Visual perception

Visual perception is defined as the total process responsible for the reception (sensory function) and cognition (specific mental functions) of visual stimuli.

The sensory function or visual receptive component is the process of extracting and organizing information from the environment, and the specific mental functions that constitute the visual cognitive component provide the capacity to organize, structure and interpret visual stimuli, giving meaning to what is seen. Visual perception allows a person to make accurate judgments on the size, configuration and spatial relationships of objects.

Visual perception is among last skill a child develops, eye hand coordination is prerequisite. Visual tracking in vertical, horizontal, diagonal, circular plane is an essential precursor to visual perception.

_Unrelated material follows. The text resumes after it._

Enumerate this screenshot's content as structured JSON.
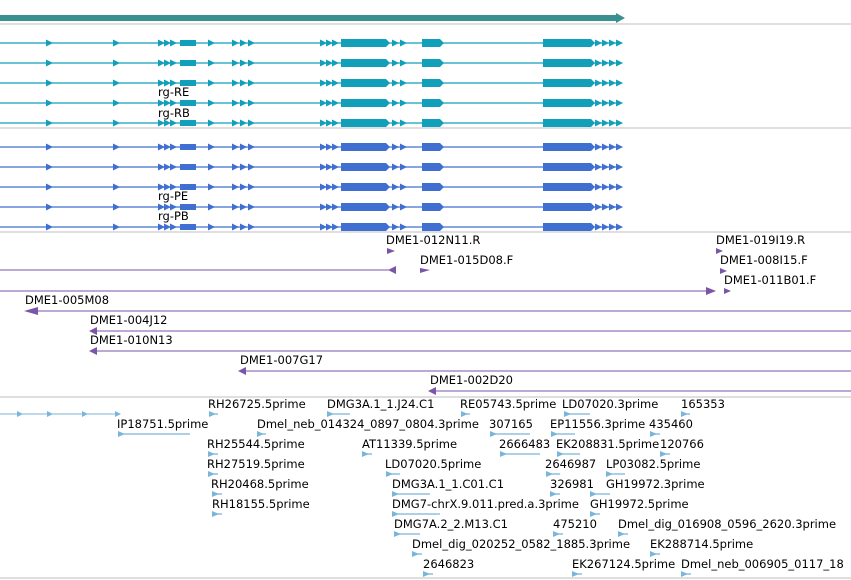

Visual perception consists of:

Visual discrimination

Visual figure ground

Visual spatial relationships

Visual form consistency

Visual memory

Visual closure.

 

Visual perception skills enhance a person’s ability to perform his or her daily activities. For example during dressing, a person uses figure ground skills to select a garment from its background. Visual memory skills are needed when using computer or augmentative communication device on the scanning mode to remember the location of desired selection. Visual tracking is used during feeding, dressing and homemaking. The ability to complete a simple maze can make these tasks easier. Visual tracking is also essential in learning to read across a line or across a page.

Visual discrimination or matching skills are often used in sorting task for prevocational learning and letter discrimination in reading and spelling.

Visual sequential memory is used in higher level reading and numerical calculations and also for remembering phone numbers and addresses.

Visual closure is used when incomplete cues in the environment make visual completion of a form necessary, as in puzzles and games.

Visual form constancy is a skill needed for recognition of forms when they are similar or bigger or turned upside down. This used in feeding, dressing and hygiene tasks and also has a important role in letter and number recognition in reading and math.

Visual spatial relationships involve the orientation of objects in space and are used in activities of daily living. Academically they affect the visual organisation on paper and following directions.